第24話

「あれ?最後のところ読めない……」


 その───、一番大事そうな最後の最後のところは掠れて文字が見えないようにされてしまっており、先を読むことが出来なくなっていた。


「い、いや……そんなことより最後のところの内容怖すぎない?全力で脅しに来ているじゃん」


 最後のところが読めないことに不満を覚えていた僕の隣で瑞稀が震えたその体で言葉を話す。

 確かに、既に殺されているとされている大獄丸が実は封印されただけであり、その封印が解けるようなことを示唆するような内容が書かれていればゾッとせざるを得ないだろう。

 だが、それでもこの本が話していることが全て真実である確証があるわけでは決していない。

 

「とはいってもこの本は幾つもある文献の一つ。しかも、多くの文献で既に過去のこととして語られている一件を現在のものであると書いている変わりもので、これうを真実と、するのはぁ……」


 でも、なぜだろうか?

 この本に書かれている内容が全て真実であるという風に確信してしまっている自分がどこかに存在していた。いや、それどころか───。


「……ッ!?」


 僕が内心で、少しだけ自分を失ってしまうかのような、そんな奇妙な感覚を覚えながら考え事をしていたところ、急に二人の目の前に何か、強力な力を感じる。


「な、何ッ!?」


 隣にいる瑞稀が混乱している中で、僕はその感じる気配が何であるかを敏感に感じ取ることが出来ていた。

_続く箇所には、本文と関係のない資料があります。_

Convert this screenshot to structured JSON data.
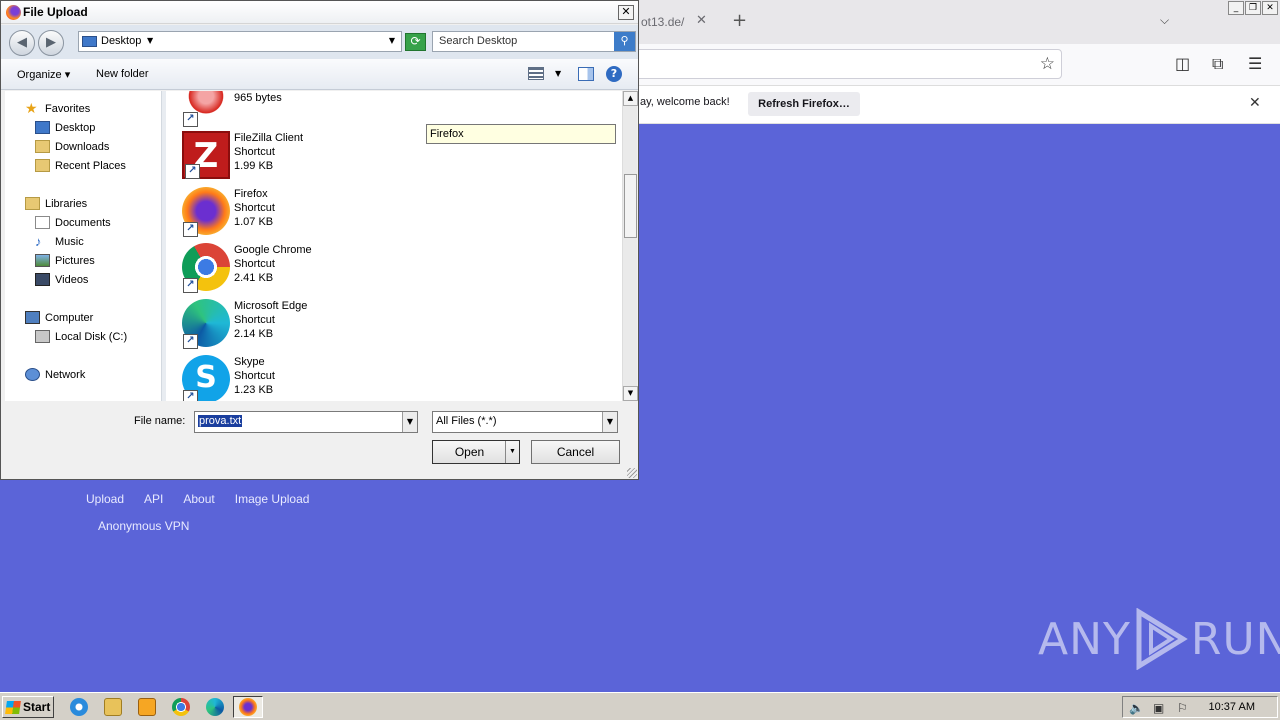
{
  "browser": {
    "tab_url_fragment": "ot13.de/",
    "notice_text": "ay, welcome back!",
    "refresh_label": "Refresh Firefox…"
  },
  "site": {
    "nav": [
      "Upload",
      "API",
      "About",
      "Image Upload"
    ],
    "nav2": "Anonymous VPN"
  },
  "watermark": {
    "left": "ANY",
    "right": "RUN"
  },
  "dialog": {
    "title": "File Upload",
    "path": "Desktop",
    "search_placeholder": "Search Desktop",
    "toolbar": {
      "organize": "Organize",
      "new_folder": "New folder"
    },
    "nav_pane": {
      "favorites": "Favorites",
      "desktop": "Desktop",
      "downloads": "Downloads",
      "recent": "Recent Places",
      "libraries": "Libraries",
      "documents": "Documents",
      "music": "Music",
      "pictures": "Pictures",
      "videos": "Videos",
      "computer": "Computer",
      "local_disk": "Local Disk (C:)",
      "network": "Network"
    },
    "files": [
      {
        "name": "",
        "type": "Shortcut",
        "size": "965 bytes",
        "icon": "acrobat-icon"
      },
      {
        "name": "FileZilla Client",
        "type": "Shortcut",
        "size": "1.99 KB",
        "icon": "filezilla-icon"
      },
      {
        "name": "Firefox",
        "type": "Shortcut",
        "size": "1.07 KB",
        "icon": "firefox-icon"
      },
      {
        "name": "Google Chrome",
        "type": "Shortcut",
        "size": "2.41 KB",
        "icon": "chrome-icon"
      },
      {
        "name": "Microsoft Edge",
        "type": "Shortcut",
        "size": "2.14 KB",
        "icon": "edge-icon"
      },
      {
        "name": "Skype",
        "type": "Shortcut",
        "size": "1.23 KB",
        "icon": "skype-icon"
      }
    ],
    "tooltip": "Firefox",
    "file_name_label": "File name:",
    "file_name_value": "prova.txt",
    "file_type_value": "All Files (*.*)",
    "open_label": "Open",
    "cancel_label": "Cancel"
  },
  "taskbar": {
    "start_label": "Start",
    "clock": "10:37 AM"
  }
}
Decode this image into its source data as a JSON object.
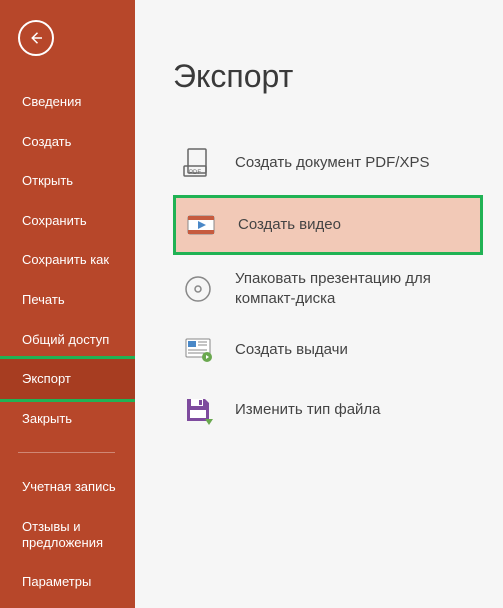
{
  "sidebar": {
    "items": [
      {
        "label": "Сведения"
      },
      {
        "label": "Создать"
      },
      {
        "label": "Открыть"
      },
      {
        "label": "Сохранить"
      },
      {
        "label": "Сохранить как"
      },
      {
        "label": "Печать"
      },
      {
        "label": "Общий доступ"
      },
      {
        "label": "Экспорт"
      },
      {
        "label": "Закрыть"
      }
    ],
    "footer": [
      {
        "label": "Учетная запись"
      },
      {
        "label": "Отзывы и предложения"
      },
      {
        "label": "Параметры"
      }
    ]
  },
  "main": {
    "title": "Экспорт",
    "options": [
      {
        "label": "Создать документ PDF/XPS"
      },
      {
        "label": "Создать видео"
      },
      {
        "label": "Упаковать презентацию для компакт-диска"
      },
      {
        "label": "Создать выдачи"
      },
      {
        "label": "Изменить тип файла"
      }
    ]
  }
}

 ここ最近、いつも感じるようなものであったではないか。


「マガツキッ!?ここは現世だぞっ!?」


 マガノに閉じ込められ、決して外の世界へと出てくることが出来ないはずのマガノ。

 その一つが急に現世の方へと出現し、僕たちの前へと立ったことに僕は驚愕の声を漏らす。なんで、なんでこんなところにマガツキがいるのだ。

 マガツキの生息域はマガノだけであり、ここから出てくることは出来ないはず……出来ないはずじゃなかったのか!?


「危ないっ!?」


 混乱しながらも汐梨さんとの長き戦いの中で訓練された僕の身体は迅速に動き、瑞稀を狙って伸ばされたマガノの攻撃を僕は自分の腕を伸ばすことで跳ねのける。


「お、お兄ちゃん?」


 そこからの僕の行動は早かった。

 自分とは違って未だに戦うことの出来ない瑞稀を後ろへと突き飛ばして目の前にいるマガツキから強引に距離を取らせ、そのマガツキの前に僕が立つ。


『げふっ……にん、げぇん』


 僕が基本的に倒せるマガツキの等級である上級。

 そこから頭一つ抜け、殻を被った超級クラスの強さを感じるマガツキ。

 かつては人の身でありながらも、外法などによってマガツキへと堕ちた存在たる人鬼と呼ばれる怪物。

 目の前にいる人鬼から感じられる知性は希薄であり、確固たる人としての知性を有してこその人鬼とされる中で、目の前にいるこいつはそこまでの強者というわけではなさそうだが……それでも僕が楽に勝てる相手ではないだろう。


「陰陽上級、隔離結界」

 

 僕はこの場にある重要な文献たちが傷つけられないようにするため、現世との壁を形成するための結界を張り巡らせながら目の前にいる人鬼とどう戦うか、頭を悩ませるのであった。